The characters in “Margot at the Wedding” are written and acted with brutal precision. Though everyone is pitted against each other and all the adults have hideous shortcomings, they are all vulnerable and sympathetic. Margot is gratuitously mean to everyone around her, but her pain and loneliness make her as hapless as her victims. The relationship between the sisters is touchingly nuanced; though they both describe each other as their “closest friend,” they have not spoken in years before the actions in the film. Margot and Pauline can emotionally destroy each other with a single sentence, and they do, repeatedly. Though sadness pervades the film, there is also hope; no relationship is definitively severed, and though the family has suffered devastating rifts both in the past and during the period depicted in the film, they continue to try to connect despite the pain and difficulty of doing so. Although they hate each other like no one outside the family can, they also love each other with equal intensity.

“Margot at the Wedding” has a sense of realism uncommon in film. It is shot largely in natural light, conversations do not have obvious beginnings or endings, and much of the meaning lies in what is left unsaid. Baumbach’s choice to start the movie on a train and end it on a bus suggests that the events of the film, though quite significant to the characters, are only a small portion of all of their lives; that the characters’ demons will continue to haunt them, but do not determine their destinies; that every event is transient.
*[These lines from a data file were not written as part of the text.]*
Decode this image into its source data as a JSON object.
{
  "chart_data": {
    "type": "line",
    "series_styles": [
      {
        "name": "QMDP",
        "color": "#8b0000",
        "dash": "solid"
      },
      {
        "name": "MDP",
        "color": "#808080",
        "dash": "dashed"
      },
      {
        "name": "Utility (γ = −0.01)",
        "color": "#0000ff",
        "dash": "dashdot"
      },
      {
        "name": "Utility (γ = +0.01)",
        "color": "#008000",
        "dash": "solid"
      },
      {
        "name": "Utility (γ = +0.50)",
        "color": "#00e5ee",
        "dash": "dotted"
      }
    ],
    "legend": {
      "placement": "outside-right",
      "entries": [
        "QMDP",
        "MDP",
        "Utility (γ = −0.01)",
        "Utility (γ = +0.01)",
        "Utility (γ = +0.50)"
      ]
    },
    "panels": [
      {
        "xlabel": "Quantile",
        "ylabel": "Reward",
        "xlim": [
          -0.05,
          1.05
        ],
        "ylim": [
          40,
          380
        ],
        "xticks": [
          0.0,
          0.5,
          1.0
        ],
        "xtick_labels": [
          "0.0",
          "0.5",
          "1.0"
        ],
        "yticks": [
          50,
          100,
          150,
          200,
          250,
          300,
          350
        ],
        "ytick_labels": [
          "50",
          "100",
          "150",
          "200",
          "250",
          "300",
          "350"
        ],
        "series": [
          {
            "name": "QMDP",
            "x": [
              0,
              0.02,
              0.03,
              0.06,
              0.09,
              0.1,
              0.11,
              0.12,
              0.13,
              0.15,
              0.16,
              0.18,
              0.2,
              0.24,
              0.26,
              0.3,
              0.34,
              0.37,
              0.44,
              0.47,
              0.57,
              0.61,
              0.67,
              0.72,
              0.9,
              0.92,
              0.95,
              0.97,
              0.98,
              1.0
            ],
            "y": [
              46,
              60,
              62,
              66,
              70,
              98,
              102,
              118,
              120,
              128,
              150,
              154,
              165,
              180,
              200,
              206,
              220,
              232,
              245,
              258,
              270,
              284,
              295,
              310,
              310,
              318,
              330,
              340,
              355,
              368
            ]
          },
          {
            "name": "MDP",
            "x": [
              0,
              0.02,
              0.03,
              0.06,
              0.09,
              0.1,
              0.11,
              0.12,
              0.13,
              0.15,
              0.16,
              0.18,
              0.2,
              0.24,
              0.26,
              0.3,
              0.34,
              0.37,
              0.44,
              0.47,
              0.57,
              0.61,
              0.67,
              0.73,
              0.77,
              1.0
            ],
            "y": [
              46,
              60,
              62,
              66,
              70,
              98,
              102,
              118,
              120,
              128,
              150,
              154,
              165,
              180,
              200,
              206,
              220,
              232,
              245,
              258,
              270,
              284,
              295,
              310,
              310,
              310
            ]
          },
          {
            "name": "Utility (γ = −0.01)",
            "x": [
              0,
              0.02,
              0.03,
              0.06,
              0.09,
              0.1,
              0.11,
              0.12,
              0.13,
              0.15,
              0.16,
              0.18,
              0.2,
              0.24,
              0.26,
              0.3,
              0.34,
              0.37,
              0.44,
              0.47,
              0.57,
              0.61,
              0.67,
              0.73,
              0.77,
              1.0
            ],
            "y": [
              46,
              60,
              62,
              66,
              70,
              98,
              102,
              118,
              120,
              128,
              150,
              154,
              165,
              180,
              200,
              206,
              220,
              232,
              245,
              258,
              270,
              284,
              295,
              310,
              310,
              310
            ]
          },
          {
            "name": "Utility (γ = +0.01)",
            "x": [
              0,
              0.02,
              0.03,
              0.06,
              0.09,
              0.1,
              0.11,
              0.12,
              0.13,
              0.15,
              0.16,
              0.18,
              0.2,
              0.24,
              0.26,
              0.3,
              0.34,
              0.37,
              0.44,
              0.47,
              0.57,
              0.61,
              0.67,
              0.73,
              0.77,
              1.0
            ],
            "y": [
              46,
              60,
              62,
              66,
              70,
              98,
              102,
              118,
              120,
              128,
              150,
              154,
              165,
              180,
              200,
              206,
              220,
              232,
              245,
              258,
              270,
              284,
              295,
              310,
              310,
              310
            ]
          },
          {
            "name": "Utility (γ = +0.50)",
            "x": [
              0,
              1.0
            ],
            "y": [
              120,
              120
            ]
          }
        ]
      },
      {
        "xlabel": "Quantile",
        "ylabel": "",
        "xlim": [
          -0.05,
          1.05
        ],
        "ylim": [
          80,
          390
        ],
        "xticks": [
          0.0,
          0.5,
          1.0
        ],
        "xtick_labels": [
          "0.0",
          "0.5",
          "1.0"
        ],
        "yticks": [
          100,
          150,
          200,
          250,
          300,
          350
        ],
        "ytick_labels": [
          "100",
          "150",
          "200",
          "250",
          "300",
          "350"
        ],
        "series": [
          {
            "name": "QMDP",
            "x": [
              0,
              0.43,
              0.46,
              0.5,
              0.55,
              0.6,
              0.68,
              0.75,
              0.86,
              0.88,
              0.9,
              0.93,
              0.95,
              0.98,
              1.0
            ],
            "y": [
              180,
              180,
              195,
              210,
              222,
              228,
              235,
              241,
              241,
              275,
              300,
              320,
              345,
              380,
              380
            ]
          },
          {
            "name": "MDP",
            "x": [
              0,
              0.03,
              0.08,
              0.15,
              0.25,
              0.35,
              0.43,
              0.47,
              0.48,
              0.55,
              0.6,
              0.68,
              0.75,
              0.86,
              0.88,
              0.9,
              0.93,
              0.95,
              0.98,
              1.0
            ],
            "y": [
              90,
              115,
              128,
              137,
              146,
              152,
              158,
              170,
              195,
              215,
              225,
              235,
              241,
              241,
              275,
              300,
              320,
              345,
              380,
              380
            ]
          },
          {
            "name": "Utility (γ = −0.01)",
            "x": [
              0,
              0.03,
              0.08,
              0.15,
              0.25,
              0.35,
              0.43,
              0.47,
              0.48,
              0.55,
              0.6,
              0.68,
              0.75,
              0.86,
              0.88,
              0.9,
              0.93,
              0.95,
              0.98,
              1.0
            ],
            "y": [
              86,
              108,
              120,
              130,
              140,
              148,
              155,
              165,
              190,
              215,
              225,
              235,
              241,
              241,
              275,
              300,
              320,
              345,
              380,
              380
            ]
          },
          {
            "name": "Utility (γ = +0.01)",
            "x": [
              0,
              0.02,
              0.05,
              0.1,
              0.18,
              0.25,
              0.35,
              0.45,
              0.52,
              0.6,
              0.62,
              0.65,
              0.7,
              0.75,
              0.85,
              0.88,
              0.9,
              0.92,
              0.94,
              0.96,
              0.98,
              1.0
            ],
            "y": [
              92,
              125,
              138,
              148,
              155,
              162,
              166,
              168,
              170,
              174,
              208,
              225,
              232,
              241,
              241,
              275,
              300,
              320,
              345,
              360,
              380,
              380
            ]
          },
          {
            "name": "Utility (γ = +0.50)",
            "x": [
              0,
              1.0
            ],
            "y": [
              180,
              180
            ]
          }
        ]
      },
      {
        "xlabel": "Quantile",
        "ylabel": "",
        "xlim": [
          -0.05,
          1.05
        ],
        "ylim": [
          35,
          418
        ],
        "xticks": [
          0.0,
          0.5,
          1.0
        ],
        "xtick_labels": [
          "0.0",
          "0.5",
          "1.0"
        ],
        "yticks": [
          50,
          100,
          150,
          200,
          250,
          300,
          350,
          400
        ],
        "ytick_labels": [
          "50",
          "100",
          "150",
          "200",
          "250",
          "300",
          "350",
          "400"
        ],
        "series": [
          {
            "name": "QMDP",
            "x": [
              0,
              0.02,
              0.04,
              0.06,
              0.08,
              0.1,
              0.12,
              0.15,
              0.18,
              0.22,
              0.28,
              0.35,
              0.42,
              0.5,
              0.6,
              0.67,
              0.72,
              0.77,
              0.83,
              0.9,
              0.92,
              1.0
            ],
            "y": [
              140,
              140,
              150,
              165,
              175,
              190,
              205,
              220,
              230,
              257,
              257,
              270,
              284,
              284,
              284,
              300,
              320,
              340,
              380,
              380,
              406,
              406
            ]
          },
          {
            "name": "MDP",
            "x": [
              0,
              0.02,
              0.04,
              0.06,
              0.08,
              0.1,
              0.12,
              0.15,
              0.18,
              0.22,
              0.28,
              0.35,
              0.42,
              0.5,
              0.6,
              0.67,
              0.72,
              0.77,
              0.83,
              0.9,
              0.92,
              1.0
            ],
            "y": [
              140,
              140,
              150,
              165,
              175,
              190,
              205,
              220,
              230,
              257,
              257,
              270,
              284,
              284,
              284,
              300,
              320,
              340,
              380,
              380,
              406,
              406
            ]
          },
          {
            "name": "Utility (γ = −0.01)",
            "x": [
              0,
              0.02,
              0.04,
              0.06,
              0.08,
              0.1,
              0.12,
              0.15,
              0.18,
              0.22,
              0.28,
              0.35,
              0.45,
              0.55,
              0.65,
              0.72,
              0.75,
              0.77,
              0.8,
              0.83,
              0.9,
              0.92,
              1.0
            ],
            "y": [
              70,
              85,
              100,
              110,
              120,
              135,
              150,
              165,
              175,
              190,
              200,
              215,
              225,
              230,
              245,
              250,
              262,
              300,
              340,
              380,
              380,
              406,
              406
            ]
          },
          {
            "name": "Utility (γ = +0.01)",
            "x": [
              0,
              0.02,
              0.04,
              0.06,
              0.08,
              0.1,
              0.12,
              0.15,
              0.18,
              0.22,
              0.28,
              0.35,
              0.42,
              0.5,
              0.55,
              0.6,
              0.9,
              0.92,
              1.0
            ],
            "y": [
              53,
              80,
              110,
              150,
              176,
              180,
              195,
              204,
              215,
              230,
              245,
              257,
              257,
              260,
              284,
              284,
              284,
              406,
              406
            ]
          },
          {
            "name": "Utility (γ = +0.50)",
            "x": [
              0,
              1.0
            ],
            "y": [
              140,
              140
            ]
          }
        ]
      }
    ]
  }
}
The script is lifelike in its tendency to reveal too much and too little at the same time; for example, masturbation comes up a few times, but the details of the circumstances that drove Margot and Pauline apart are never fully revealed.

“Margot at the Wedding” is a brilliantly executed film that, like many real-life family reunions, is alternately painful, funny, and moving. Outstanding performances from every member of the cast are the perfect complement to Baumbach’s screenwriting and filmmaking talents.